Impact on translation processes:

• Translation efficiency:
  L6 modifications that affect GTPase activity could influence:

  • Initiation rates

  • Elongation speed

  • Termination efficiency

  • Ribosome recycling

• Translation fidelity:
  Alterations to L6 might affect:

  • tRNA selection accuracy

  • Reading frame maintenance

  • Stop codon recognition

  • Susceptibility to miscoding events

• Response to regulatory factors:
  Modified L6 could alter interactions with:

  • Translation factors (IF1/2/3, EF-Tu, EF-G)

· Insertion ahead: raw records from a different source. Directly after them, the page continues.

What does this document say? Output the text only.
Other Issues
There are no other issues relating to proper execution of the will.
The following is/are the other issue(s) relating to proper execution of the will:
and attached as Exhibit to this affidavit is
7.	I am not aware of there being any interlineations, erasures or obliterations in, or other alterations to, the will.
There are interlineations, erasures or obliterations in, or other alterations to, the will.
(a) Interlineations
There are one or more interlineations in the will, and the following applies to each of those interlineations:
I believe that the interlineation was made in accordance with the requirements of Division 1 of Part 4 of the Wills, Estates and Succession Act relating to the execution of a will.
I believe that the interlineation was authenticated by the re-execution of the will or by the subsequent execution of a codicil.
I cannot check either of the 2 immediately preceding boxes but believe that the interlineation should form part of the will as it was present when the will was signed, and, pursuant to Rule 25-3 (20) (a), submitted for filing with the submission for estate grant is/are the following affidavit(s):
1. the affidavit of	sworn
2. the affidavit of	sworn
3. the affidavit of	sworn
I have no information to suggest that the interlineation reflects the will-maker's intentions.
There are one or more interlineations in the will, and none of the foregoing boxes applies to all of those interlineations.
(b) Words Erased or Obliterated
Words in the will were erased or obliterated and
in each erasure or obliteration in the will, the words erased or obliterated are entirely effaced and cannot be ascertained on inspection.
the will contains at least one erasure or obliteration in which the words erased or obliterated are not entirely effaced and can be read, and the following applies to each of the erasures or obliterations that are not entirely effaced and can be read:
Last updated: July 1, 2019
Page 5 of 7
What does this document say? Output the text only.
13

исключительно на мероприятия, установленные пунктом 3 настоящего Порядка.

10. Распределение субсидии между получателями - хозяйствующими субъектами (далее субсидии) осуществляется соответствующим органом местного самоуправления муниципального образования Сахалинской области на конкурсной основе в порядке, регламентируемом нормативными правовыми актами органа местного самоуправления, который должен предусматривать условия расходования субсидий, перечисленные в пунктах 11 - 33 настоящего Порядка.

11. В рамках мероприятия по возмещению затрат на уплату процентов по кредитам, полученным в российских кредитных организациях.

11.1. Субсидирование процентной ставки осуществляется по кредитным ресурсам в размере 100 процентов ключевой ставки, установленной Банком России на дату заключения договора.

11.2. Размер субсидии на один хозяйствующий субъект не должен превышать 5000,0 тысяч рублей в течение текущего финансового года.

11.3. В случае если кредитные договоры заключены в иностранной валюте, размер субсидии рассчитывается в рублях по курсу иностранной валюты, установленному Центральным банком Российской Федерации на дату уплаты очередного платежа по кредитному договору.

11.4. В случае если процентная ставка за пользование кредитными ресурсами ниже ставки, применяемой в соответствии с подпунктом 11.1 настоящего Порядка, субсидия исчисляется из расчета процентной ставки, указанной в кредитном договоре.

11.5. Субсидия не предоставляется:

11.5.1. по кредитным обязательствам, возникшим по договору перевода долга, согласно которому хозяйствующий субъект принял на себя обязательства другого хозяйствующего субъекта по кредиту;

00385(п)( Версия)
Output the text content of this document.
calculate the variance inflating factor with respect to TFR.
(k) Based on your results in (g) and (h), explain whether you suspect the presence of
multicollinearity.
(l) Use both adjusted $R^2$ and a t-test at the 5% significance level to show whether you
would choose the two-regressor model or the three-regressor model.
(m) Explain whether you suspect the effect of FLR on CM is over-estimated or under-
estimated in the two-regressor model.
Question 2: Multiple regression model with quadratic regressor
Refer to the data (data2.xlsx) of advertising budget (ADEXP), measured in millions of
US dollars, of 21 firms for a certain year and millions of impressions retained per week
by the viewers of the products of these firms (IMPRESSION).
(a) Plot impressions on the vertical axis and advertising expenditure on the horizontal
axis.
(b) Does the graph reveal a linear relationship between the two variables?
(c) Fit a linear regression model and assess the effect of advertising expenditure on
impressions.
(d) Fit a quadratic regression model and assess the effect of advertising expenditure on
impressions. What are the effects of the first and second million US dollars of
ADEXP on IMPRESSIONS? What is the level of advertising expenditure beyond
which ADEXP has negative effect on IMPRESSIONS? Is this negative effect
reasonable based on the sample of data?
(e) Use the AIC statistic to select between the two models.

  • Ribosome-associated quality control systems

  • Specialized regulatory factors

Predation-specific consequences:

• Predation kinetics:
  Similar to the effects observed with fliA regulation , L6 modifications could result in:

  • Altered predation rates

  • Changes in prey preference or range

  • Modified bdelloplast development timeframes

• Prey utilization efficiency:
  B. bacteriovorus relies on prey-derived nutrients, including amino acids . L6 modifications affecting translation could impact:

  • Efficiency of prey resource utilization

  • Ability to adapt to different prey species

  • Yield of progeny cells per prey

• Life cycle regulation:
  Translation reprogramming is likely critical during transitions between predatory phases. L6 modifications might affect:

  • Attack phase to growth phase transition

  • Synchronization of progeny formation

  • Coordination of prey exit and new prey seeking

Experimental consequences table:

These predictions provide a framework for designing experimental studies on L6 function in B. bacteriovorus and understanding how ribosomal protein modifications might be leveraged to modulate predatory behavior for biotechnological applications.